L'astrattismo nelle arti figurative
Nelle arti figurative la crisi del soggetto razionale si manifesta soprattutto
nell'astrattismo, corrente pittorica che rappresenta una delle più radicali
innovazioni artistiche del Novecento; in particolare, ciò si evidenzia nella poetica
di Kandinskij, fondatore di questa corrente. Per l'artista russo scopo della pittura
non è più quello di imitare o trasfigurare la realtà esterna, ma quello di
rappresentare l'universo intcriore della psiche umana, che non si configura come
coscienza razionale, esprimibile in forme chiare e distinte, bensì - freudianamente come Es, inconscio contenente forze misteriose e irrazionali.
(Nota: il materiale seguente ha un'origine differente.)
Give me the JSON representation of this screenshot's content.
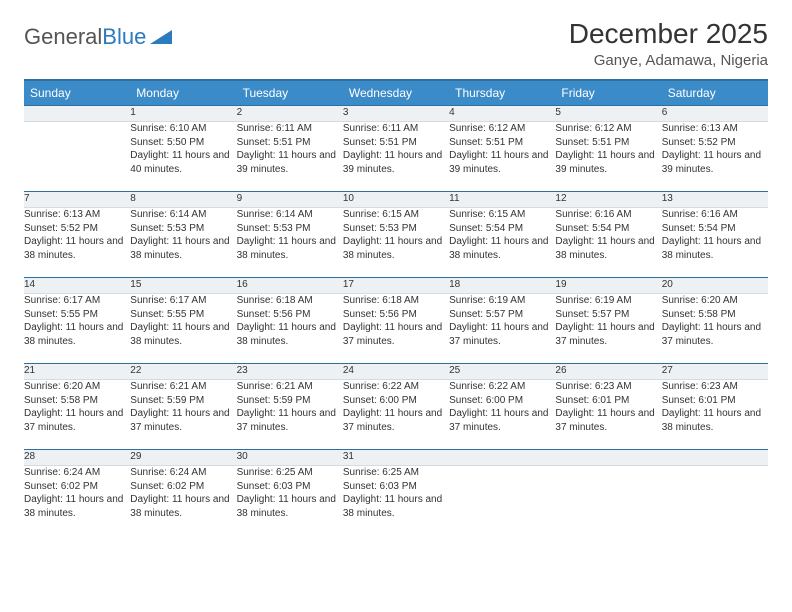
{
  "brand": {
    "part1": "General",
    "part2": "Blue"
  },
  "colors": {
    "header_bg": "#3b8bc9",
    "header_border": "#2b6fa3",
    "daynum_bg": "#eef1f4",
    "text": "#333333"
  },
  "title": "December 2025",
  "location": "Ganye, Adamawa, Nigeria",
  "weekdays": [
    "Sunday",
    "Monday",
    "Tuesday",
    "Wednesday",
    "Thursday",
    "Friday",
    "Saturday"
  ],
  "weeks": [
    {
      "nums": [
        "",
        "1",
        "2",
        "3",
        "4",
        "5",
        "6"
      ],
      "cells": [
        null,
        {
          "sunrise": "Sunrise: 6:10 AM",
          "sunset": "Sunset: 5:50 PM",
          "daylight": "Daylight: 11 hours and 40 minutes."
        },
        {
          "sunrise": "Sunrise: 6:11 AM",
          "sunset": "Sunset: 5:51 PM",
          "daylight": "Daylight: 11 hours and 39 minutes."
        },
        {
          "sunrise": "Sunrise: 6:11 AM",
          "sunset": "Sunset: 5:51 PM",
          "daylight": "Daylight: 11 hours and 39 minutes."
        },
        {
          "sunrise": "Sunrise: 6:12 AM",
          "sunset": "Sunset: 5:51 PM",
          "daylight": "Daylight: 11 hours and 39 minutes."
        },
        {
          "sunrise": "Sunrise: 6:12 AM",
          "sunset": "Sunset: 5:51 PM",
          "daylight": "Daylight: 11 hours and 39 minutes."
        },
        {
          "sunrise": "Sunrise: 6:13 AM",
          "sunset": "Sunset: 5:52 PM",
          "daylight": "Daylight: 11 hours and 39 minutes."
        }
      ]
    },
    {
      "nums": [
        "7",
        "8",
        "9",
        "10",
        "11",
        "12",
        "13"
      ],
      "cells": [
        {
          "sunrise": "Sunrise: 6:13 AM",
          "sunset": "Sunset: 5:52 PM",
          "daylight": "Daylight: 11 hours and 38 minutes."
        },
        {
          "sunrise": "Sunrise: 6:14 AM",
          "sunset": "Sunset: 5:53 PM",
          "daylight": "Daylight: 11 hours and 38 minutes."
        },
        {
          "sunrise": "Sunrise: 6:14 AM",
          "sunset": "Sunset: 5:53 PM",
          "daylight": "Daylight: 11 hours and 38 minutes."
        },
        {
          "sunrise": "Sunrise: 6:15 AM",
          "sunset": "Sunset: 5:53 PM",
          "daylight": "Daylight: 11 hours and 38 minutes."
        },
        {
          "sunrise": "Sunrise: 6:15 AM",
          "sunset": "Sunset: 5:54 PM",
          "daylight": "Daylight: 11 hours and 38 minutes."
        },
        {
          "sunrise": "Sunrise: 6:16 AM",
          "sunset": "Sunset: 5:54 PM",
          "daylight": "Daylight: 11 hours and 38 minutes."
        },
        {
          "sunrise": "Sunrise: 6:16 AM",
          "sunset": "Sunset: 5:54 PM",
          "daylight": "Daylight: 11 hours and 38 minutes."
        }
      ]
    },
    {
      "nums": [
        "14",
        "15",
        "16",
        "17",
        "18",
        "19",
        "20"
      ],
      "cells": [
        {
          "sunrise": "Sunrise: 6:17 AM",
          "sunset": "Sunset: 5:55 PM",
          "daylight": "Daylight: 11 hours and 38 minutes."
        },
        {
          "sunrise": "Sunrise: 6:17 AM",
          "sunset": "Sunset: 5:55 PM",
          "daylight": "Daylight: 11 hours and 38 minutes."
        },
        {
          "sunrise": "Sunrise: 6:18 AM",
          "sunset": "Sunset: 5:56 PM",
          "daylight": "Daylight: 11 hours and 38 minutes."
        },
        {
          "sunrise": "Sunrise: 6:18 AM",
          "sunset": "Sunset: 5:56 PM",
          "daylight": "Daylight: 11 hours and 37 minutes."
        },
        {
          "sunrise": "Sunrise: 6:19 AM",
          "sunset": "Sunset: 5:57 PM",
          "daylight": "Daylight: 11 hours and 37 minutes."
        },
        {
          "sunrise": "Sunrise: 6:19 AM",
          "sunset": "Sunset: 5:57 PM",
          "daylight": "Daylight: 11 hours and 37 minutes."
        },
        {
          "sunrise": "Sunrise: 6:20 AM",
          "sunset": "Sunset: 5:58 PM",
          "daylight": "Daylight: 11 hours and 37 minutes."
        }
      ]
    },
    {
      "nums": [
        "21",
        "22",
        "23",
        "24",
        "25",
        "26",
        "27"
      ],
      "cells": [
        {
          "sunrise": "Sunrise: 6:20 AM",
          "sunset": "Sunset: 5:58 PM",
          "daylight": "Daylight: 11 hours and 37 minutes."
        },
        {
          "sunrise": "Sunrise: 6:21 AM",
          "sunset": "Sunset: 5:59 PM",
          "daylight": "Daylight: 11 hours and 37 minutes."
        },
        {
          "sunrise": "Sunrise: 6:21 AM",
          "sunset": "Sunset: 5:59 PM",
          "daylight": "Daylight: 11 hours and 37 minutes."
        },
        {
          "sunrise": "Sunrise: 6:22 AM",
          "sunset": "Sunset: 6:00 PM",
          "daylight": "Daylight: 11 hours and 37 minutes."
        },
        {
          "sunrise": "Sunrise: 6:22 AM",
          "sunset": "Sunset: 6:00 PM",
          "daylight": "Daylight: 11 hours and 37 minutes."
        },
        {
          "sunrise": "Sunrise: 6:23 AM",
          "sunset": "Sunset: 6:01 PM",
          "daylight": "Daylight: 11 hours and 37 minutes."
        },
        {
          "sunrise": "Sunrise: 6:23 AM",
          "sunset": "Sunset: 6:01 PM",
          "daylight": "Daylight: 11 hours and 38 minutes."
        }
      ]
    },
    {
      "nums": [
        "28",
        "29",
        "30",
        "31",
        "",
        "",
        ""
      ],
      "cells": [
        {
          "sunrise": "Sunrise: 6:24 AM",
          "sunset": "Sunset: 6:02 PM",
          "daylight": "Daylight: 11 hours and 38 minutes."
        },
        {
          "sunrise": "Sunrise: 6:24 AM",
          "sunset": "Sunset: 6:02 PM",
          "daylight": "Daylight: 11 hours and 38 minutes."
        },
        {
          "sunrise": "Sunrise: 6:25 AM",
          "sunset": "Sunset: 6:03 PM",
          "daylight": "Daylight: 11 hours and 38 minutes."
        },
        {
          "sunrise": "Sunrise: 6:25 AM",
          "sunset": "Sunset: 6:03 PM",
          "daylight": "Daylight: 11 hours and 38 minutes."
        },
        null,
        null,
        null
      ]
    }
  ]
}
Il ricorso alla pittura
"astratta" è l'unico modo per cogliere e riprodurre tali forze, il linguaggio astratto si
configura come linguaggio dell'inconscio. In questo modo l'astrattismo porta alle
estreme conseguenze quella tendenza artistica a valorizzare il significante a
scapito del significato che è l'altra faccia - quella formale - della crisi sostanziale
della concezione ottocentesca dell'io.
^ Vedi, di Vasilij Kandinskij (1866-1944), Primo acquerello astratto (1910), il dipinto
che inaugura l'astrattismo moderno e il suo tentativo di rappresentare il
linguaggio dell'inconscio, nel quale linee, figure e forme non hanno più nessun
legame con la rappresentazione naturalistica della realtà.